PERSPECTIVE: Beattie surprises again as he quits in spite of merger deal

’The deal looks a very promising one, assuming various senior creative egos can be massaged.’ Me, on the Simons Palmer’s TBWA deal last week.

’The deal looks a very promising one, assuming various senior

creative egos can be massaged.’ Me, on the Simons Palmer’s TBWA deal

last week.



Spooky, eh? Actually, I don’t think Trevor Beattie’s resignation on

Monday had anything to do with this particular merger. Despite

scepticism about having five creative directors, most people assumed it

would last beyond Monday.



After Beattie had welcomed the merger in Campaign last week, everyone

sat back to relish the prospect of weeks of gossip and innuendo about

how it wasn’t working out. Trevor, true to form, has now spoiled their

sport. His frustration with TBWA before the merger was well known, and

it appears that all Paul Simons’ blandishments failed to make up for it.

Did he look daft by telling us, ’It will mean a bigger stage to deal

with ... I rate the Simons Palmer creative department very highly’, and

then resigning four days later?



Possibly - but then it’s always easy to comment on other people’s

dilemmas.



Beattie, despite his over-exposure in the media (there happened to be a

fawning interview with him in the Guardian the morning he resigned), is

one of the more interesting characters in adland. It’s not just that

he’s a chirpy Brummie in a sea of miserable northern-git creatives, or

his Michael Jackson hairdo, that sets him apart. Beattie obviously loves

advertising. He’s proud to work in the business and proud of the product

he creates. He says he’s never wanted to do anything else. How many

people in adland do you know who you can genuinely say that of?
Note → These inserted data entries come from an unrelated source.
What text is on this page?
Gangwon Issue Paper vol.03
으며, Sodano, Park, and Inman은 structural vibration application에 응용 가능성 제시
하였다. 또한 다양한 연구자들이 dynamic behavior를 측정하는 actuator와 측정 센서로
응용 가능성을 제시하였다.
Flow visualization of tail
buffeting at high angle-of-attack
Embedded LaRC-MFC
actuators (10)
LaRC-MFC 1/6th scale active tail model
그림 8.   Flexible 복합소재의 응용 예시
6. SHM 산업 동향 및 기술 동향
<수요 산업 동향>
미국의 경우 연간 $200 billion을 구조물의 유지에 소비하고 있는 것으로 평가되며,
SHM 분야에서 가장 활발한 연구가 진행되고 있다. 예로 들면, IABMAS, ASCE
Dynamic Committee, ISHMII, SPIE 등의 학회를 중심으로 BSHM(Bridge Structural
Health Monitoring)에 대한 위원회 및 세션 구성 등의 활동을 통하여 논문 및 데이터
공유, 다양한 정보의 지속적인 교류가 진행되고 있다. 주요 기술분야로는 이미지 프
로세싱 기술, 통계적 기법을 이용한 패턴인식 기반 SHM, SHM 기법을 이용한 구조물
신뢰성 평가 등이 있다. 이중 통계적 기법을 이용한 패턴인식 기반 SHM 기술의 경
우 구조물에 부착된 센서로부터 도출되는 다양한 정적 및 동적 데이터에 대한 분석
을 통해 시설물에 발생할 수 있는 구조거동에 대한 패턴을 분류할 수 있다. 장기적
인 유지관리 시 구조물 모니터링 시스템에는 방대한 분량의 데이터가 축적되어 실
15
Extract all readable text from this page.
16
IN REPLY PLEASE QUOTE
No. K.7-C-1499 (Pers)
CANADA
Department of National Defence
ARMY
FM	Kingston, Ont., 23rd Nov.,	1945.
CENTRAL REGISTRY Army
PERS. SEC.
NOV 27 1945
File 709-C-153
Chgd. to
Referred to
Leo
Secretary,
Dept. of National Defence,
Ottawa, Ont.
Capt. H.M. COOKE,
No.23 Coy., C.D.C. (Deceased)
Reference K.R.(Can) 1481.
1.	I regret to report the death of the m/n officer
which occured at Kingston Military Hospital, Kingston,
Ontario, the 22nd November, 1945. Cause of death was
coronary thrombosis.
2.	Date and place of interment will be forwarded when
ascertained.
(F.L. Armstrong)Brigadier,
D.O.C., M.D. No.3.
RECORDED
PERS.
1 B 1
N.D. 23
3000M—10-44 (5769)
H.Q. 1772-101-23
He’s also got a grip on the plot. He actually consumes the media his ads

run in - particularly television. Again, how many advertising people

really watch much commercial TV? Keep it simple is his mantra, and

understand the medium you work in. It’s worked to best effect on

posters, where, through Wonderbra and others, he’s done more to bring

that medium to the fore in recent years than anyone bar Luciano

Benetton. He will know that when he sticks to his own rules - ’toys

aren’t us’, the Nissan Micra launch - he’s brilliant, but when he

doesn’t, you end up with the bewildering Mr and Mrs Jones Nissan Primera

commercial.



Beattie also understands how to play the media in the pursuit of gaining

more publicity for both his clients and his agency. Ironically, it’s a

skill he shares with Paul Simons. Both are criticised for it. Why, for

God’s sake? Advertising people surely have to respond to the changed

media context within which they work.



It’s a shame they won’t be working together, and it now looks like a

very Simons Palmer-dominated agency, which is no bad thing. Paul Simons

will be sad; Trevor was the main asset other than TBWA’s clients. And,

Trevor? Whatever he does, it won’t be dull.